This article will simulate a data warehouse system with user data, product data, and order data. Create a multi-dimensional dataset based on the data structure and process it incrementally.
The incremental approach is to consider the growth of data in fact tables. Assuming that it will grow to several billion in the future, full processing will become unrealistic, therefore, the solution focuses on the incremental processing of multi-dimensional datasets.
The key to incremental processing of multi-dimensional datasets is to divide fact data into two parts: an incremental fact table and a historical fact table. For the first time, a multi-dimensional dataset processes data in a historical fact table, each Periodic processing in the future is to process the data in the incremental table.
The and Visual Studio mentioned in this article are both version 2008 and Version 2005 are also applicable.
Data hypothesis: A User table, a product table, an order table, and who bought the order. The demand for multi-dimensional dataset statistics is to count who bought what according to the order.
First, create a data warehouse and create a bidemo library under the Data Engine.
Next, create a user table with the following structure:
There are also product tables:
As well as historical order tables and incremental order tables, their structures are the same:
For testing convenience, we add some test data to the user table:
Then add some test data to the product table.
As for fact tables, it is unrealistic to manually add Test Data. Therefore, a program is written here to add test data using random numbers:
The code of this program can be found in this article. The generated data is basically as follows:
By now, the data structure and data of the test have been prepared, which is equivalent to a small data warehouse.
Next, create a bi solution in Visual Studio. The solution is divided into an SSIS project and an SSAs project.
To create a data source and Data Source view under the SSAS project, you must note that the fact table uses a historical table instead of an incremental table, even though it does not have data.
First, create a data source, connect to the database you just created, and define the relationship in the data source view, such:
Then, create a multi-dimensional dataset Based on the Data Source view. You need to select the History Table for the measurement and the user and product tables for the dimension.
Finally, deploy the multi-dimensional dataset. You only need to deploy it here. You do not need to process it. The processing task will be processed in the future SSIS package.
The following describes the SSIS project. Create four task modules in the SSIS package. The types are as follows:
The first two cube processing modules are used to process multidimensional datasets. Data streams are used to import incremental fact table data to historical fact tables. Finally, an SQL task is executed to delete the data in the incremental table.
Two multi-dimensional dataset modules, the first one is dedicated to processing dimensions, and the second one is processing cubes. Here, we need to put the Multidimensional Dataset dimension processing in front of each other because, in my experience, although all the multidimensional datasets are processed, the newly added dimension data is not aggregated into it, therefore, you need to put it in front of it.
(Remark: I have never understood this topic very well. It is reasonable to say that since it is all handled, how can I not even deal with the dimension? I still need to submit a ticket)
The following is the dimension processing module. On the page, select a dimension.
Then the cube processing module, such.
Then, specify the incremental update table and configure the incremental update table. Here, specify the incremental table.
After the multi-dimensional dataset is processed, you can put the incremental table data into the history table to ensure that the data added to the next day is incremental data.
It should be noted that in actual operation, it is necessary to ensure that no data occurs in the business system during the Bi processing process, otherwise it will cause data omission and lead to inequality. Therefore, Bi is generally processed in the early morning.
Next is the data flow module in step 3. The main task of this part is to transfer the incremental table data to the historical table.
The last SQL task is a delete or truncate table task, which clears the data in the incremental table.
The final task process is as follows:
Run the package, as shown in:
After successful execution, open the history table and you can find that the data is already in it, and the data in the incremental table does not exist.

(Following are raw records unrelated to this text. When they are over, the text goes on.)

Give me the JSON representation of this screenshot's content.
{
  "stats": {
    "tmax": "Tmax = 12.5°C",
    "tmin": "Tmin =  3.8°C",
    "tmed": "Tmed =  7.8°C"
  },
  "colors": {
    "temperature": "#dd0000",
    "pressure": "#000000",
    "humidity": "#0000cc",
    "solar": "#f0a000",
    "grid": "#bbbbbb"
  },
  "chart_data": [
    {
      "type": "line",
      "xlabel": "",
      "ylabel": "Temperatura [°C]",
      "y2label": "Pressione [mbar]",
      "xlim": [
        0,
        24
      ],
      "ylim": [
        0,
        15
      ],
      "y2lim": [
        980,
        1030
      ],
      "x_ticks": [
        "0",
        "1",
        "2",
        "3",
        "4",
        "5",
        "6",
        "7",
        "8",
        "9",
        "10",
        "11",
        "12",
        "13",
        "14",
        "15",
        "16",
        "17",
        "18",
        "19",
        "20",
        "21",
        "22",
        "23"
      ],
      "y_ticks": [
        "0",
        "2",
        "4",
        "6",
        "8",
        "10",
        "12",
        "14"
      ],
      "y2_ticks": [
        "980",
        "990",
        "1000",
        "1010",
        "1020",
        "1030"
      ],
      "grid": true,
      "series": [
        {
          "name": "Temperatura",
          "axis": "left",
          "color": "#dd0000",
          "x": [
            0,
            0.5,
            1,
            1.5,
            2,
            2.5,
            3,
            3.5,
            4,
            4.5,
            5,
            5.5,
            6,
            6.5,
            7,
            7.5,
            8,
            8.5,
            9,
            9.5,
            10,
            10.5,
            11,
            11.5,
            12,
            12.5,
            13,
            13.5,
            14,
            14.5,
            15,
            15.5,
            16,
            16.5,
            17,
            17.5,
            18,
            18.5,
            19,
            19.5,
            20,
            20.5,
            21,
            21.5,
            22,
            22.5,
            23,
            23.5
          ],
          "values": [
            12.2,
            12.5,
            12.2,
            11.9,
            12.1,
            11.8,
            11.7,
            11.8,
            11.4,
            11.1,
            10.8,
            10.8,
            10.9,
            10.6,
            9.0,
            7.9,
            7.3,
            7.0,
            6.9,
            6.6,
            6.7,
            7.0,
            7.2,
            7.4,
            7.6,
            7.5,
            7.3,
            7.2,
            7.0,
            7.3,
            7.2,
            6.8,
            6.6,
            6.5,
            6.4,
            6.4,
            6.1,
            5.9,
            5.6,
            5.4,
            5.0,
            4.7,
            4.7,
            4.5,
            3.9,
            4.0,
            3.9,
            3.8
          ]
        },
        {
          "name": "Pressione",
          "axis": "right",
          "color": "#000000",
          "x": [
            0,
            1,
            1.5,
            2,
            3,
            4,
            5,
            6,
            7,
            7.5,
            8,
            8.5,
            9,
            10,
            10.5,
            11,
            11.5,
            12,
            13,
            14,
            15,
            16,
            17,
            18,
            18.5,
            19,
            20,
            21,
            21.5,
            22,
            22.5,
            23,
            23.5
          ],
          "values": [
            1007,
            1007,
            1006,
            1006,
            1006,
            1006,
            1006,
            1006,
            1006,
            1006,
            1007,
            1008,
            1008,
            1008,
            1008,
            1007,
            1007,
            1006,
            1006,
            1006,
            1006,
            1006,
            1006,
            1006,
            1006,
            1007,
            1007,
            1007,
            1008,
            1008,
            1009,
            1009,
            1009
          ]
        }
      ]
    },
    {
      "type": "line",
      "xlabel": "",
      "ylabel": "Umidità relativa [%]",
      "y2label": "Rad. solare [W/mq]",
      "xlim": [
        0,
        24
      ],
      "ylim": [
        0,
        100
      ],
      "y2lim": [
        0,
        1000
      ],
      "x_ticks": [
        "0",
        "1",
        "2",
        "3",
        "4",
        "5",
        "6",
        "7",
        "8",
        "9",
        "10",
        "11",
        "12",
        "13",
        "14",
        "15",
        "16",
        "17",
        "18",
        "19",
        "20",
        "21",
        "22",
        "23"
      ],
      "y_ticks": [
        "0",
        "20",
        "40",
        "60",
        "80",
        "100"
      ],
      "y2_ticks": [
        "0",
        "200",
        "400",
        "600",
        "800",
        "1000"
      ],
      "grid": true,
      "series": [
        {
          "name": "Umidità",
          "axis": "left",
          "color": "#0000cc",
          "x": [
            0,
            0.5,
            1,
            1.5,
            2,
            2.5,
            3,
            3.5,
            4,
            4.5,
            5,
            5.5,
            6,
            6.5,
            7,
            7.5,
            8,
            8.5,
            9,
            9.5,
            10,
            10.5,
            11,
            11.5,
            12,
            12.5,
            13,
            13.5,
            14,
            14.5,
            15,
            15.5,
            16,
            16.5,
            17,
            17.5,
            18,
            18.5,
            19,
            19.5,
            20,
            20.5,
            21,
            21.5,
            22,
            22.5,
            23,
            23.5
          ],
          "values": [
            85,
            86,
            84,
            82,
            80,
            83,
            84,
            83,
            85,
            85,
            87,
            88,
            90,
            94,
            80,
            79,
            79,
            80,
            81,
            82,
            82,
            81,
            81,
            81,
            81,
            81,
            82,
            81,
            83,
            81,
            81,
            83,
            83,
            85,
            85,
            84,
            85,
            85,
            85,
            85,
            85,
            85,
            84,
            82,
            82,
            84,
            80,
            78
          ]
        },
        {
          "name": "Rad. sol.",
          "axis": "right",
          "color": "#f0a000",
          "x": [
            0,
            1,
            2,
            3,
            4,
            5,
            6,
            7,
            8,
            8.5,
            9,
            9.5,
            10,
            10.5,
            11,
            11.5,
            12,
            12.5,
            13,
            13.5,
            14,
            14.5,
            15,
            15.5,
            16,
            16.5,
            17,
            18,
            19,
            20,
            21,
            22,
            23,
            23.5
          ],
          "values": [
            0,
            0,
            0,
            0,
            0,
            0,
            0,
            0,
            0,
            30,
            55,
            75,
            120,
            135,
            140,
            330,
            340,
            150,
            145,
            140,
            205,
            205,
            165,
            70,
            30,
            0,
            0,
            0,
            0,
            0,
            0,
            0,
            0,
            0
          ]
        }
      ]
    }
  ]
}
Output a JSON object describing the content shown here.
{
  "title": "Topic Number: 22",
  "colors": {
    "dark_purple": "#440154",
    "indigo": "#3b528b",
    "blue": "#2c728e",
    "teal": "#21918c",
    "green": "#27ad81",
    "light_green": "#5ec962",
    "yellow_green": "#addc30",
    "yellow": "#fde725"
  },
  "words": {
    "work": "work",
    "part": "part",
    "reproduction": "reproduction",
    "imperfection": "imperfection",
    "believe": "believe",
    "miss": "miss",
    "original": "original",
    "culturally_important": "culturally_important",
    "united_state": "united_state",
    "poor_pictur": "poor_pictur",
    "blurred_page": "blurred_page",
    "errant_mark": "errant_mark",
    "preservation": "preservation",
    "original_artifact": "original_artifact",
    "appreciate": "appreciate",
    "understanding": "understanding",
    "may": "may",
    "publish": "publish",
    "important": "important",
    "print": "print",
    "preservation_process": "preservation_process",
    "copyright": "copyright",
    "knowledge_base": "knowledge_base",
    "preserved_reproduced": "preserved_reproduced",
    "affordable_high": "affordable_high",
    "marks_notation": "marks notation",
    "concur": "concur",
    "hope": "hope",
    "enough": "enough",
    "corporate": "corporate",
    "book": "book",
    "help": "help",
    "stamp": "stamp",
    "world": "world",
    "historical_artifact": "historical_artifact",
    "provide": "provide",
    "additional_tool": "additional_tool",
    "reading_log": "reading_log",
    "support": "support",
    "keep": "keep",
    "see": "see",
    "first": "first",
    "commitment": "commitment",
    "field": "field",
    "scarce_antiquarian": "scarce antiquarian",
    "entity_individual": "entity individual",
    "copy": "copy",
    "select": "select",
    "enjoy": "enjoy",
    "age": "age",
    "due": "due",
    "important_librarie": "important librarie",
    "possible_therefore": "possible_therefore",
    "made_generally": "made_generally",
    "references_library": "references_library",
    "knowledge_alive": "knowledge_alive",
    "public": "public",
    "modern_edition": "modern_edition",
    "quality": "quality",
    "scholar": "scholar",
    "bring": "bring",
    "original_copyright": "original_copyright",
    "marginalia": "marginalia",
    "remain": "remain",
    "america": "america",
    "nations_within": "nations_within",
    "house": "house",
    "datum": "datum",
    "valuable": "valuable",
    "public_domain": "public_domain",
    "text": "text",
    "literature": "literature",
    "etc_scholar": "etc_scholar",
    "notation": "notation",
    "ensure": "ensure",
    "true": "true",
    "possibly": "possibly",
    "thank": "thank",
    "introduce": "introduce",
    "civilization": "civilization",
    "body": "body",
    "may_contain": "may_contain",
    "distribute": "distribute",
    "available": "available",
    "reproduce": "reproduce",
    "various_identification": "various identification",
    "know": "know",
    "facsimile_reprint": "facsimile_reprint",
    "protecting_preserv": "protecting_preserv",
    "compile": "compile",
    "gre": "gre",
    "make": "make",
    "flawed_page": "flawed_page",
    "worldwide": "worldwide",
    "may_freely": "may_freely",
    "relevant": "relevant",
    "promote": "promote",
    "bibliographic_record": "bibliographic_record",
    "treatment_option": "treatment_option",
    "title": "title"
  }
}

Query the multi-dimensional dataset and you can see that the new data is aggregated to it.
The Pivot table above clearly shows who bought the product.
Run rubbish again to add several pieces of data to the incremental table, and then run the SSIS package again. You can find that the new data has been aggregated into the multi-dimensional data set. Note that the processing method is incremental.
The data structure model mentioned in this article is very simple. It mainly introduces the process and method of multi-dimensional dataset processing, focuses on the incremental part of the solution, and issues needing attention. I hope that some brothers who know better ways can discuss and discuss them together.
Download related databases, project files, and programs mentioned in this Article
FAQ:
1. How does incremental data come from?
I personally think this should be done with the business system, such as adding triggers. You can also use the timestamp to extract data from the business system.
2. What should I do if there are any updates or deletions?
Generally, a measurement value bit is added to the scheme mentioned in this article and marked as 1 to indicate the addition. A deleted record is actually added with the same record and expressed as-1. Two records are added for an update. The value of-1 indicates that the record is deleted. The value of 1 indicates that the modified record is deleted, time stamps are used to mark the modified records. This identifier is used as a measurement for statistics.